The government of Pakistan has announced a significant increase in petrol prices, citing rising global oil costs linked to escalating tensions in the Middle East.
At a press conference in Islamabad, federal ministers announced an increase of Rs. 55 per litre in the prices of petrol and diesel. Under the new rates, petrol will cost Rs. 321.17 per litre, while diesel will rise from Rs. 275.70 to Rs. 335.86 per litre.
In a statement on X, Hafiz Naeem ur Rehman, chief of Jamaat-e-Islami, rejected the increase in petroleum product prices and termed the decision unacceptable.
He said that instead of reducing levies and taxes on petroleum products, the government had placed the entire burden on the public.
He further argued that when global oil prices fell to a five-year low in recent months, the government increased the petroleum levy instead of providing relief to citizens. Now that prices are fluctuating again, the burden is once again being shifted to the people, he added.

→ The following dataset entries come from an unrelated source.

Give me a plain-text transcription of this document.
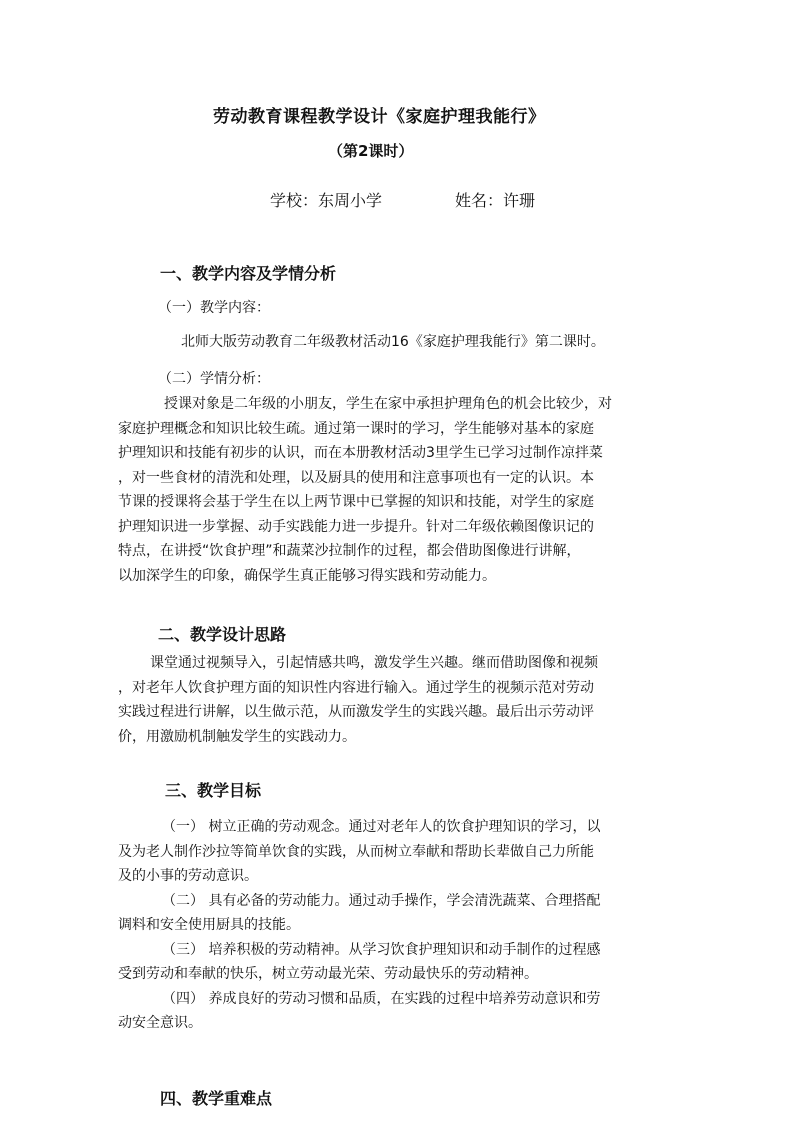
劳动教育课程教学设计《家庭护理我能行》
（第2课时）
学校：东周小学	姓名：许珊
一、教学内容及学情分析
（一）教学内容：
北师大版劳动教育二年级教材活动16《家庭护理我能行》第二课时。
（二）学情分析：
授课对象是二年级的小朋友，学生在家中承担护理角色的机会比较少，对
家庭护理概念和知识比较生疏。通过第一课时的学习，学生能够对基本的家庭
护理知识和技能有初步的认识，而在本册教材活动3里学生已学习过制作凉拌菜
，对一些食材的清洗和处理，以及厨具的使用和注意事项也有一定的认识。本
节课的授课将会基于学生在以上两节课中已掌握的知识和技能，对学生的家庭
护理知识进一步掌握、动手实践能力进一步提升。针对二年级依赖图像识记的
特点，在讲授“饮食护理”和蔬菜沙拉制作的过程，都会借助图像进行讲解，
以加深学生的印象，确保学生真正能够习得实践和劳动能力。
二、教学设计思路
课堂通过视频导入，引起情感共鸣，激发学生兴趣。继而借助图像和视频
，对老年人饮食护理方面的知识性内容进行输入。通过学生的视频示范对劳动
实践过程进行讲解，以生做示范，从而激发学生的实践兴趣。最后出示劳动评
价，用激励机制触发学生的实践动力。
三、教学目标
（一） 树立正确的劳动观念。通过对老年人的饮食护理知识的学习，以
及为老人制作沙拉等简单饮食的实践，从而树立奉献和帮助长辈做自己力所能
及的小事的劳动意识。
（二） 具有必备的劳动能力。通过动手操作，学会清洗蔬菜、合理搭配
调料和安全使用厨具的技能。
（三） 培养积极的劳动精神。从学习饮食护理知识和动手制作的过程感
受到劳动和奉献的快乐，树立劳动最光荣、劳动最快乐的劳动精神。
（四） 养成良好的劳动习惯和品质，在实践的过程中培养劳动意识和劳
动安全意识。
四、教学重难点
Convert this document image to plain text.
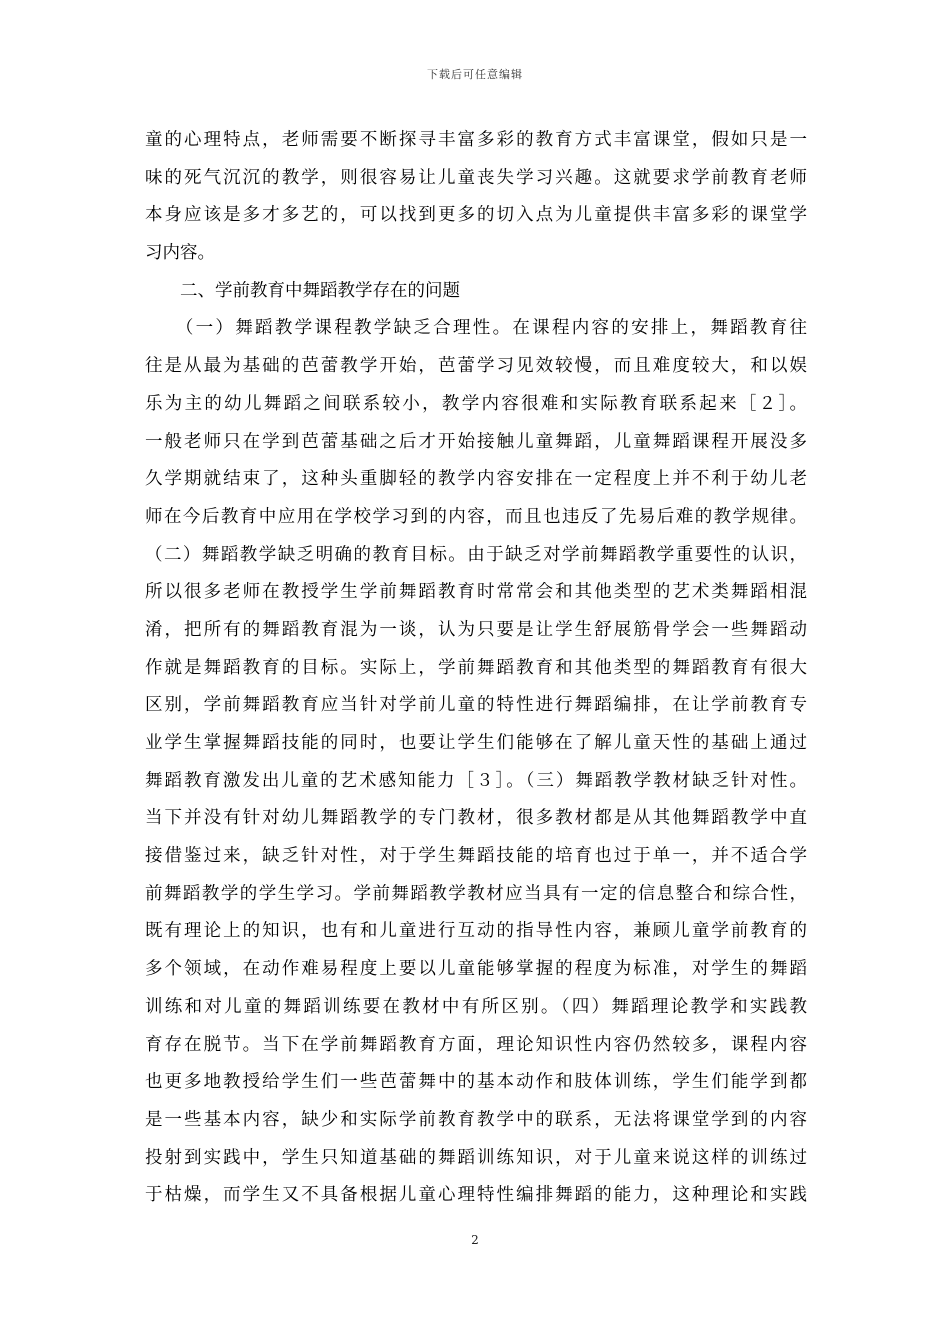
下载后可任意编辑
童的心理特点，老师需要不断探寻丰富多彩的教育方式丰富课堂，假如只是一
味的死气沉沉的教学，则很容易让儿童丧失学习兴趣。这就要求学前教育老师
本身应该是多才多艺的，可以找到更多的切入点为儿童提供丰富多彩的课堂学
习内容。
　　二、学前教育中舞蹈教学存在的问题
　　（一）舞蹈教学课程教学缺乏合理性。在课程内容的安排上，舞蹈教育往
往是从最为基础的芭蕾教学开始，芭蕾学习见效较慢，而且难度较大，和以娱
乐为主的幼儿舞蹈之间联系较小，教学内容很难和实际教育联系起来［２］。
一般老师只在学到芭蕾基础之后才开始接触儿童舞蹈，儿童舞蹈课程开展没多
久学期就结束了，这种头重脚轻的教学内容安排在一定程度上并不利于幼儿老
师在今后教育中应用在学校学习到的内容，而且也违反了先易后难的教学规律。
（二）舞蹈教学缺乏明确的教育目标。由于缺乏对学前舞蹈教学重要性的认识，
所以很多老师在教授学生学前舞蹈教育时常常会和其他类型的艺术类舞蹈相混
淆，把所有的舞蹈教育混为一谈，认为只要是让学生舒展筋骨学会一些舞蹈动
作就是舞蹈教育的目标。实际上，学前舞蹈教育和其他类型的舞蹈教育有很大
区别，学前舞蹈教育应当针对学前儿童的特性进行舞蹈编排，在让学前教育专
业学生掌握舞蹈技能的同时，也要让学生们能够在了解儿童天性的基础上通过
舞蹈教育激发出儿童的艺术感知能力［３］。（三）舞蹈教学教材缺乏针对性。
当下并没有针对幼儿舞蹈教学的专门教材，很多教材都是从其他舞蹈教学中直
接借鉴过来，缺乏针对性，对于学生舞蹈技能的培育也过于单一，并不适合学
前舞蹈教学的学生学习。学前舞蹈教学教材应当具有一定的信息整合和综合性，
既有理论上的知识，也有和儿童进行互动的指导性内容，兼顾儿童学前教育的
多个领域，在动作难易程度上要以儿童能够掌握的程度为标准，对学生的舞蹈
训练和对儿童的舞蹈训练要在教材中有所区别。（四）舞蹈理论教学和实践教
育存在脱节。当下在学前舞蹈教育方面，理论知识性内容仍然较多，课程内容
也更多地教授给学生们一些芭蕾舞中的基本动作和肢体训练，学生们能学到都
是一些基本内容，缺少和实际学前教育教学中的联系，无法将课堂学到的内容
投射到实践中，学生只知道基础的舞蹈训练知识，对于儿童来说这样的训练过
于枯燥，而学生又不具备根据儿童心理特性编排舞蹈的能力，这种理论和实践
2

Meanwhile, PTI Senator Aon Abbas Buppi compared Pakistan’s response with other countries in the region. He noted that despite tensions in the Strait of Hormuz, countries such as India, China, and Japan did not immediately raise petrol prices.
He pointed out that the government itself had stated that Pakistan possesses at least a month’s stock of petroleum purchased at previous rates. “Then what was the compulsion to increase prices so quickly?” he questioned.
Even some government allies have expressed concerns over the increase. Nadeem Afzal Chan, Central Secretary Information of the Pakistan Peoples Party, said that every crisis—whether war or the coronavirus pandemic—forces ordinary citizens to make sacrifices.
He said that rising petrol prices make everything expensive, including medicines and food, and questioned what sacrifices the country’s elite had made in the current situation.
Former information minister Fawad Chaudhry also criticized the move, claiming that the government is already charging around Rs100 per litre in taxes on petroleum products.
He said that instead of reducing taxes to protect citizens from rising global oil prices, the government had increased petrol prices excessively, a move that would severely affect the middle class.
Journalist Syed Imran Shafqat described the increase as “oppression,” rejecting the government’s argument that the decision was purely due to global conditions. He argued that Pakistan has not yet purchased petroleum at the new international rates.
Former Jamaat-e-Islami chief Siraj ul Haq also urged the government to reduce its own luxuries and cut non-development expenditures instead of increasing petrol prices, so that citizens already burdened by inflation could receive some relief.